Well 11-12, 15-16, 22-23 and 23-24 all had roughly Richmond tier temps right? In our bad years (and there are many more now), we may as well be a southern Virginia coastal town.
The warmth is better in spring when people are sick of cold from winter. It sucks to have it now because we're exhausted of the heat. It's like people complaining about a cold snowy spring but the flipside.
2022-2023 on repeat. Seasonable December but no good storms, and then a complete blowtorch for the east for the rest of the winter. It's actually an excellent analog now.
Uh .. this can happen nowadays. Look at Jan 2023, it was a +10 anomaly the whole month. Plus it's not even that unprecedented. 1947 had an average high of 72.5, which means we can easily beat that now. Also to get an average high temp of 75 you don't need mid 70s every day.
I think seasonal snowfall is bound to decline as the 20 year period from 2000-2020 benefitted from the increased moisture from CC, while still being cold enough to snow. We're no longer reliably cold enough to snow anymore so we should expect the long term seasonal average in the city to go from 25" ish to maybe 15". At the same time we have been stuck in a particularly unlucky pattern since 18-19 as bluewave says.

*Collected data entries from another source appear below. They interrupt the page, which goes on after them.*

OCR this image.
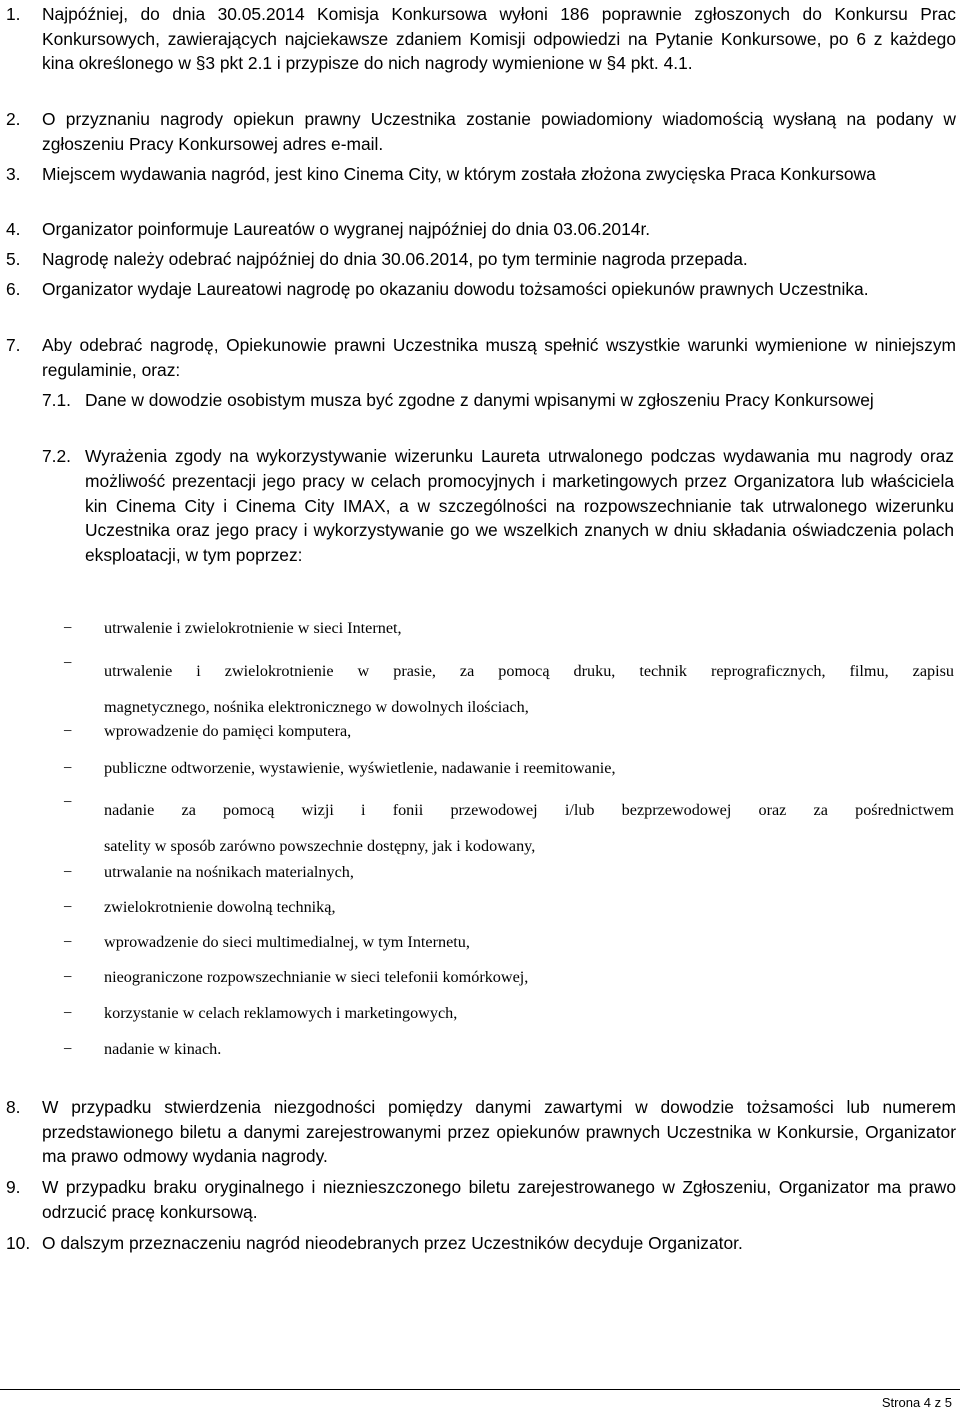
1. Najpóźniej, do dnia 30.05.2014 Komisja Konkursowa wyłoni 186 poprawnie zgłoszonych do Konkursu Prac Konkursowych, zawierających najciekawsze zdaniem Komisji odpowiedzi na Pytanie Konkursowe, po 6 z każdego kina określonego w §3 pkt 2.1 i przypisze do nich nagrody wymienione w §4 pkt. 4.1.
2. O przyznaniu nagrody opiekun prawny Uczestnika zostanie powiadomiony wiadomością wysłaną na podany w zgłoszeniu Pracy Konkursowej adres e-mail.
3. Miejscem wydawania nagród, jest kino Cinema City, w którym została złożona zwycięska Praca Konkursowa
4. Organizator poinformuje Laureatów o wygranej najpóźniej do dnia 03.06.2014r.
5. Nagrodę należy odebrać najpóźniej do dnia 30.06.2014, po tym terminie nagroda przepada.
6. Organizator wydaje Laureatowi nagrodę po okazaniu dowodu tożsamości opiekunów prawnych Uczestnika.
7. Aby odebrać nagrodę, Opiekunowie prawni Uczestnika muszą spełnić wszystkie warunki wymienione w niniejszym regulaminie, oraz:
7.1. Dane w dowodzie osobistym musza być zgodne z danymi wpisanymi w zgłoszeniu Pracy Konkursowej
7.2. Wyrażenia zgody na wykorzystywanie wizerunku Laureta utrwalonego podczas wydawania mu nagrody oraz możliwość prezentacji jego pracy w celach promocyjnych i marketingowych przez Organizatora lub właściciela kin Cinema City i Cinema City IMAX, a w szczególności na rozpowszechnianie tak utrwalonego wizerunku Uczestnika oraz jego pracy i wykorzystywanie go we wszelkich znanych w dniu składania oświadczenia polach eksploatacji, w tym poprzez:
−	utrwalenie i zwielokrotnienie w sieci Internet,
−	utrwalenie i zwielokrotnienie w prasie, za pomocą druku, technik reprograficznych, filmu, zapisu
magnetycznego, nośnika elektronicznego w dowolnych ilościach,
−	wprowadzenie do pamięci komputera,
−	publiczne odtworzenie, wystawienie, wyświetlenie, nadawanie i reemitowanie,
−	nadanie za pomocą wizji i fonii przewodowej i/lub bezprzewodowej oraz za pośrednictwem
satelity w sposób zarówno powszechnie dostępny, jak i kodowany,
−	utrwalanie na nośnikach materialnych,
−	zwielokrotnienie dowolną techniką,
−	wprowadzenie do sieci multimedialnej, w tym Internetu,
−	nieograniczone rozpowszechnianie w sieci telefonii komórkowej,
−	korzystanie w celach reklamowych i marketingowych,
−	nadanie w kinach.
8. W przypadku stwierdzenia niezgodności pomiędzy danymi zawartymi w dowodzie tożsamości lub numerem przedstawionego biletu a danymi zarejestrowanymi przez opiekunów prawnych Uczestnika w Konkursie, Organizator ma prawo odmowy wydania nagrody.
9. W przypadku braku oryginalnego i nieznieszczonego biletu zarejestrowanego w Zgłoszeniu, Organizator ma prawo odrzucić pracę konkursową.
10. O dalszym przeznaczeniu nagród nieodebranych przez Uczestników decyduje Organizator.
Strona 4 z 5
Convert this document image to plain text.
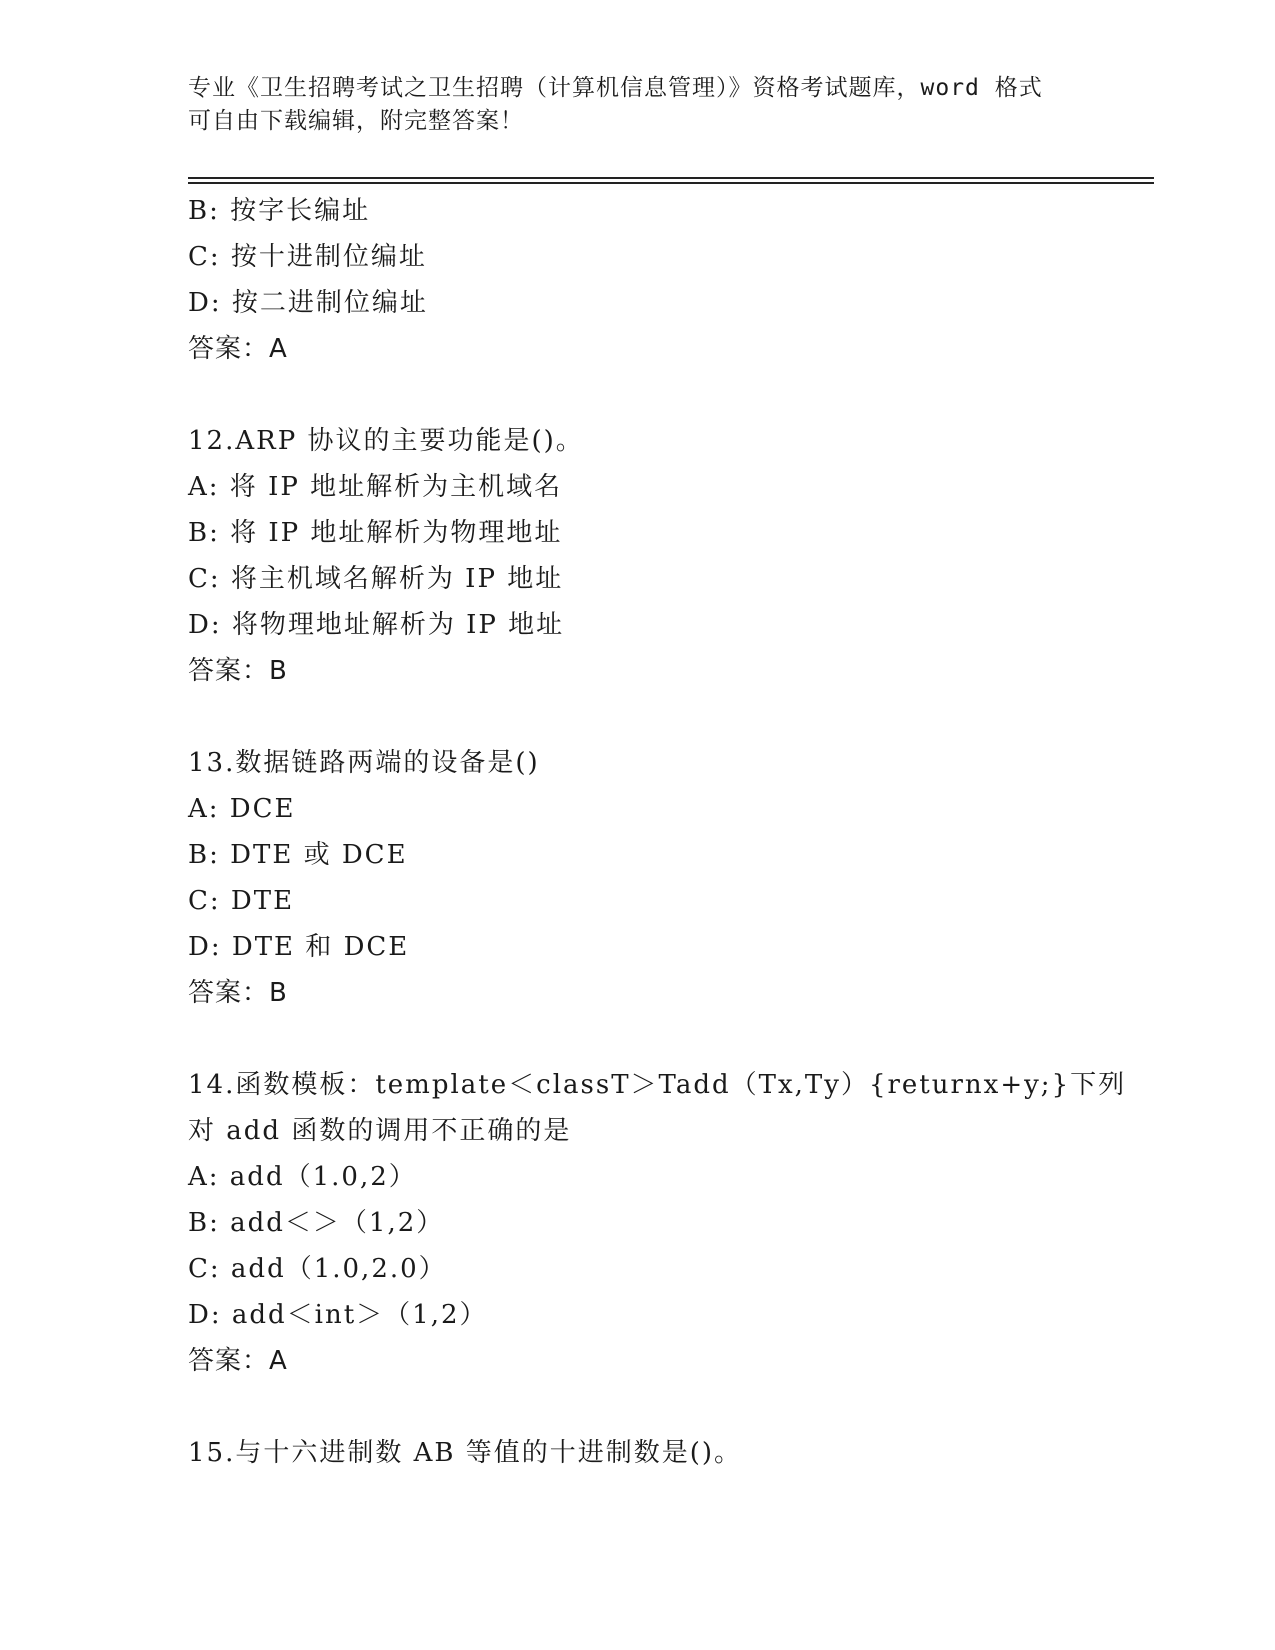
专业《卫生招聘考试之卫生招聘（计算机信息管理）》资格考试题库，word 格式
可自由下载编辑，附完整答案！
B: 按字长编址
C: 按十进制位编址
D: 按二进制位编址
答案：A
12.ARP 协议的主要功能是()。
A: 将 IP 地址解析为主机域名
B: 将 IP 地址解析为物理地址
C: 将主机域名解析为 IP 地址
D: 将物理地址解析为 IP 地址
答案：B
13.数据链路两端的设备是()
A: DCE
B: DTE 或 DCE
C: DTE
D: DTE 和 DCE
答案：B
14.函数模板：template＜classT＞Tadd（Tx,Ty）{returnx+y;}下列
对 add 函数的调用不正确的是
A: add（1.0,2）
B: add＜＞（1,2）
C: add（1.0,2.0）
D: add＜int＞（1,2）
答案：A
15.与十六进制数 AB 等值的十进制数是()。
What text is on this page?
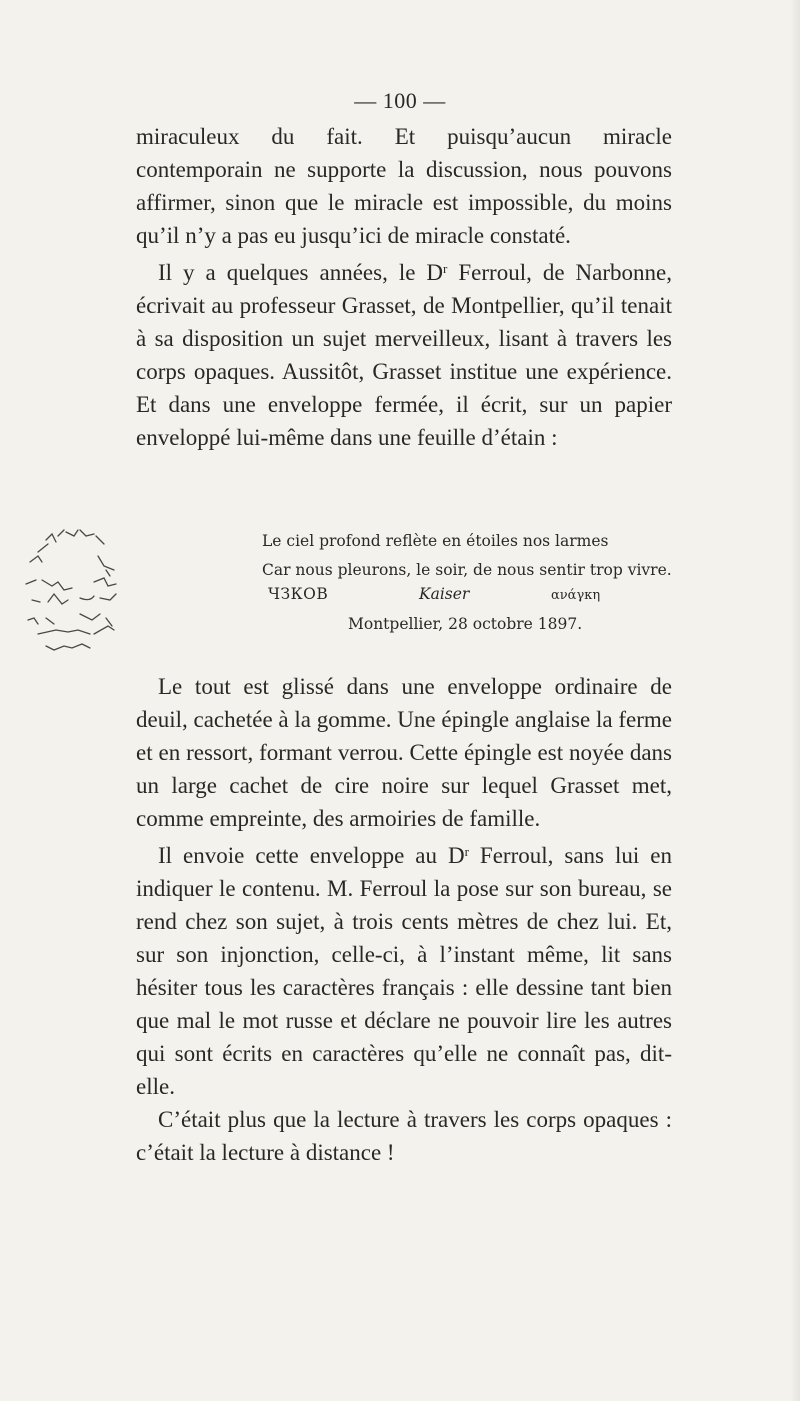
— 100 —

miraculeux du fait. Et puisqu’aucun miracle contemporain ne supporte la discussion, nous pouvons affirmer, sinon que le miracle est impossible, du moins qu’il n’y a pas eu jusqu’ici de miracle constaté.

Il y a quelques années, le $D^r$ Ferroul, de Narbonne, écrivait au professeur Grasset, de Montpellier, qu’il tenait à sa disposition un sujet merveilleux, lisant à travers les corps opaques. Aussitôt, Grasset institue une expérience. Et dans une enveloppe fermée, il écrit, sur un papier enveloppé lui-même dans une feuille d’étain :

Le ciel profond reflète en étoiles nos larmes
Car nous pleurons, le soir, de nous sentir trop vivre.
ЧЗКОВ	Kaiser	ανάγκη
Montpellier, 28 octobre 1897.

Le tout est glissé dans une enveloppe ordinaire de deuil, cachetée à la gomme. Une épingle anglaise la ferme et en ressort, formant verrou. Cette épingle est noyée dans un large cachet de cire noire sur lequel Grasset met, comme empreinte, des armoiries de famille.

Il envoie cette enveloppe au $D^r$ Ferroul, sans lui en indiquer le contenu. M. Ferroul la pose sur son bureau, se rend chez son sujet, à trois cents mètres de chez lui. Et, sur son injonction, celle-ci, à l’instant même, lit sans hésiter tous les caractères français : elle dessine tant bien que mal le mot russe et déclare ne pouvoir lire les autres qui sont écrits en caractères qu’elle ne connaît pas, dit-elle.

C’était plus que la lecture à travers les corps opaques : c’était la lecture à distance !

Wasted the cold air in august and first half of September. I guess it made what is usually the worst part of summer more tolerable but now we have typical late august temps happening in late september-early oct. Fall's taking a break for the foreseeable future.
What is causing the ridiculously consistent +8 F temps above normal literally every single day? Is it just the EPO? It's a january 2023 torch-like pattern.
When was the last time snowmass was wrong and predicted a below normal winter for the tri-state which ended up busting? If your bias is in this direction than nowadays you're hardly ever wrong.
Extraordinarily warm overnight lows next few days. 70 overnight low in central park tonight? Gotta be one of the latest lows above 70 F in history right?